Essere giovane significava anche andare in guerra quando la patria lo richiedeva.
Dante cittadino, la famiglia d’origine
Dante Alighieri vive a Firenze tra il 1200 e il 1300. La città all’epoca era considerata una grande metropoli, abitata da più di 100 000 abitanti; come tutte le grandi metropoli di allora e di sempre, era in grado di offrire tante opportunità.
Socialmente ed economicamente è tra i privilegiati poiché possedeva una certa disponibilità economica, e poteva vivere di rendita e gestire in prima persona i beni ereditati dal padre come primo di 4 fratelli.
Questa condizione gli consentiva di dedicare tanto tempo alla sua passione: i libri e lo studio. Trascorreva talmente tante ore a leggere e studiare che ad un certo punto si ammalò agli occhi e fu costretto a casa al buio per giorni per non perdere la vista.
La Firenze di Dante Alighieri era anche un importante centro culturale e ciò voleva dire avere la possibilità di frequentare raffinati intellettuali che lo potevano aiutare e guidare nell’approfondimento della sua cultura. Primo fra tutti il tanto discusso Brunetto Latini che probabilmente gli trasmise un insegnamento che mai dimenticò e che così si può sintetizzare: l’uomo può raggiungere l’immortalità anche attraverso le sue opere.
Dante politico
Dante Alighieri partecipò attivamente alla vita politica del Comune della sua città. Da alcuni documenti si può evincere che spesso parlò nei vari consigli comunali che governavano Firenze.
Tra le varie fazioni, lui sischierò senza ombra di dubbio dalla parte del governo del popolo guardando con sospetto i nobili. Ma era comunque un moderato, contrario a qualsiasi forma di violenza. Era considerato una persona di fiducia, uno dei principali esponenti del governo. Si immerge, per lungo tempo, completamente in quell’atmosfera politica che lo porterà al processo e alla condanna all’esilio per concussione. Dobbiamo comunque aggiungere che, nel corso della sua vita, le sue idee cambiarono. Senza esitare, quando le circostanze mutarono, da buon politico, soprattutto su temi come la nobiltà, cmbiò idea.
Dante: l’amore e il matrimonio
L’amore di Dante Alighieri, lo sanno tutti, fu Beatrice detta Bice. Di lei sappiamo veramente poco. Le poche cose che conosciamo le riferisce lui stesso nei suoi scritti.
Nella Vita nuova narra che si incontrano per la prima volta da bambino, quando lui aveva solo nove anni. Era la festa per Calendimaggio, giorno in cui nel Medioevo si festeggiava l’inizio della bella stagione. Era a una festa a casa di Folco Portinari, il padre di Beatrice. Qui Dante Alighieri andò con il padre e vide Beatrice, bambina anche lei, vestita di rosso, e se ne innamorò di un amore infantile che tralascia qualsiasi elemento erotico.
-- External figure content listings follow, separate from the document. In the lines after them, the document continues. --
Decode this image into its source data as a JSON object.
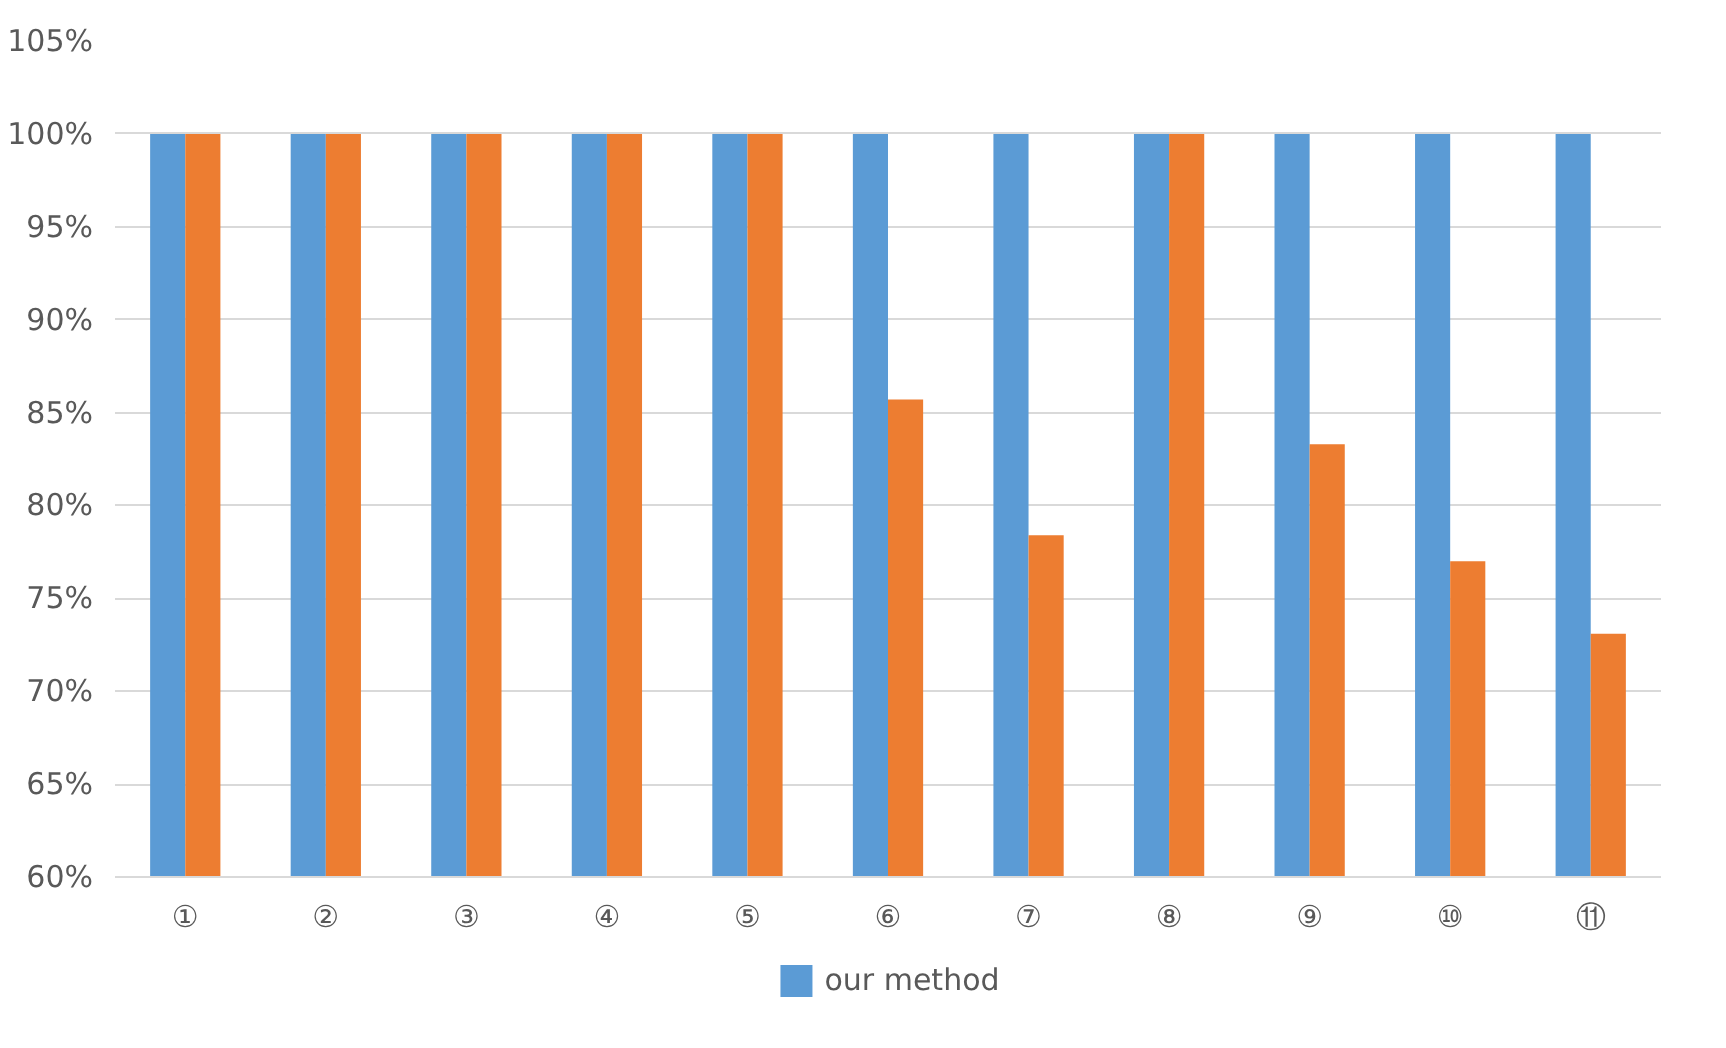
{
  "chart_data": {
    "type": "bar",
    "categories": [
      "①",
      "②",
      "③",
      "④",
      "⑤",
      "⑥",
      "⑦",
      "⑧",
      "⑨",
      "⑩",
      "⑪"
    ],
    "series": [
      {
        "name": "our method",
        "color": "#5b9bd5",
        "values": [
          100,
          100,
          100,
          100,
          100,
          100,
          100,
          100,
          100,
          100,
          100
        ]
      },
      {
        "color": "#ed7d31",
        "values": [
          100,
          100,
          100,
          100,
          100,
          85.7,
          78.4,
          100,
          83.3,
          77.0,
          73.1
        ]
      }
    ],
    "ylim": [
      60,
      105
    ],
    "yticks": [
      {
        "value": 60,
        "label": "60%"
      },
      {
        "value": 65,
        "label": "65%"
      },
      {
        "value": 70,
        "label": "70%"
      },
      {
        "value": 75,
        "label": "75%"
      },
      {
        "value": 80,
        "label": "80%"
      },
      {
        "value": 85,
        "label": "85%"
      },
      {
        "value": 90,
        "label": "90%"
      },
      {
        "value": 95,
        "label": "95%"
      },
      {
        "value": 100,
        "label": "100%"
      },
      {
        "value": 105,
        "label": "105%"
      }
    ],
    "grid": "y",
    "legend": "bottom"
  }
}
Sappiamo che Beatrice era una ragazza di buona famiglia, che aveva un padre che le voleva bene e che la fece sposare a un ricco banchiere. Gli anni passano e lui la incontrò nuovamente per strada a 17 anni e lei, solo diciottenne, era già sposata e forse aveva anche dei figli. Come tante donne dell’epoca, muore giovane, a soli 25 anni, forse di parto, e Dante Alighieri, devastato dal dolore, impiegherà anni a elaborare il lutto, ci riuscirà solo con la scrittura della Commedia.
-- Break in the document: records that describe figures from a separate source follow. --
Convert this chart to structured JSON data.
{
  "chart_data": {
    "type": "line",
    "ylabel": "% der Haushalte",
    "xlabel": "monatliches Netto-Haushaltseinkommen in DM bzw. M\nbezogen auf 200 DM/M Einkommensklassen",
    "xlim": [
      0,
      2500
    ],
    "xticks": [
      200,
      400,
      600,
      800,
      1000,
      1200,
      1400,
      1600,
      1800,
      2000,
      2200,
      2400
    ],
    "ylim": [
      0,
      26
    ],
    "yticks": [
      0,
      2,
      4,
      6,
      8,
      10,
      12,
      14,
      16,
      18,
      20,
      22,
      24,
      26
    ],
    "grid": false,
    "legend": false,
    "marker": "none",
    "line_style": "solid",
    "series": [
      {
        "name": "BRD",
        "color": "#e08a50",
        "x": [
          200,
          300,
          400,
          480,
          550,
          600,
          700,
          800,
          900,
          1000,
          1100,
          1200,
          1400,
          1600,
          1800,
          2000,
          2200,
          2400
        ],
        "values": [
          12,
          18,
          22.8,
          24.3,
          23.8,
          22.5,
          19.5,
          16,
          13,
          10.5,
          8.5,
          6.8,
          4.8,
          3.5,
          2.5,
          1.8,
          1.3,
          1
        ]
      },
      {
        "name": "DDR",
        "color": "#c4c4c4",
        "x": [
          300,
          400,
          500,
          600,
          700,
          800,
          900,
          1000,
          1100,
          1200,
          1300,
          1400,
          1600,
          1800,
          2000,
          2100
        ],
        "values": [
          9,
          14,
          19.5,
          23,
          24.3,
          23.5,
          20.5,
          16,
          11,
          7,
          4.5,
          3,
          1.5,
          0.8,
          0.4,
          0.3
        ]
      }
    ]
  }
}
Beatrice è stata un amore forte, intenso e ininterrotto per molti anni ,ma anche svalutante se pensiamo che in quel periodo era un grande valore essere governati dalla ragione.
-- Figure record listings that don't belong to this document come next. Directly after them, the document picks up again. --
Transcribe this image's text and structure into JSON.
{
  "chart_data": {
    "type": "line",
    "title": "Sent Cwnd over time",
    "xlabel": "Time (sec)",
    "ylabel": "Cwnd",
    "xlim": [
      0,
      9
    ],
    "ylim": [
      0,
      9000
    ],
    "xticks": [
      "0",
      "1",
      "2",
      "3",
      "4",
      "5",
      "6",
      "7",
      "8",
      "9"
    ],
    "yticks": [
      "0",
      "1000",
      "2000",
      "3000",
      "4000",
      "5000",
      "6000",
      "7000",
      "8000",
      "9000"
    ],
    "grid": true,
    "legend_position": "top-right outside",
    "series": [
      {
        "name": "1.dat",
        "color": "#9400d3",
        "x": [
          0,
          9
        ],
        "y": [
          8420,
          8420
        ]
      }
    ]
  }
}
Di Gemma, la donna che sposò, si sa pochissimo. Abbiamo più notizie dei figli, tre maschi e una femmina che chiamò Beatrice (chi può mai sapere se Gemma fosse d'accordo oppure no). Grazie a Boccaccio sappiamo che non è stato un matrimonio felice infatti, al momento dell’esilio, lui parte da solo e lei rimane a Firenze. Del resto era una Donati, la famiglia che deteneva il potere, e quindi poteva rimanere in città in condizione di sicurezza. Dante Alighieri non parlò mai ne della moglie ne dei figli ma questi ultimi saranno vicino a lui a Ravenna negli ultimi anni della sua vita. Da buon padre cercò di aiutarli come poteva cercando di sistemarli dal punto di vista economico e sociale.
Dante in esilio
Alessandro Barbero afferma che degli anni dell’esilio si sa veramente poco perché rarissimi sono i documenti che ci possono dare indizi. Con difficoltà cerca comunque di ricostruire i suoi spostamenti da Bologna a Verona fino a Ravenna dove morì forse di malaria, rientrando da un’ambasceria a Venezia.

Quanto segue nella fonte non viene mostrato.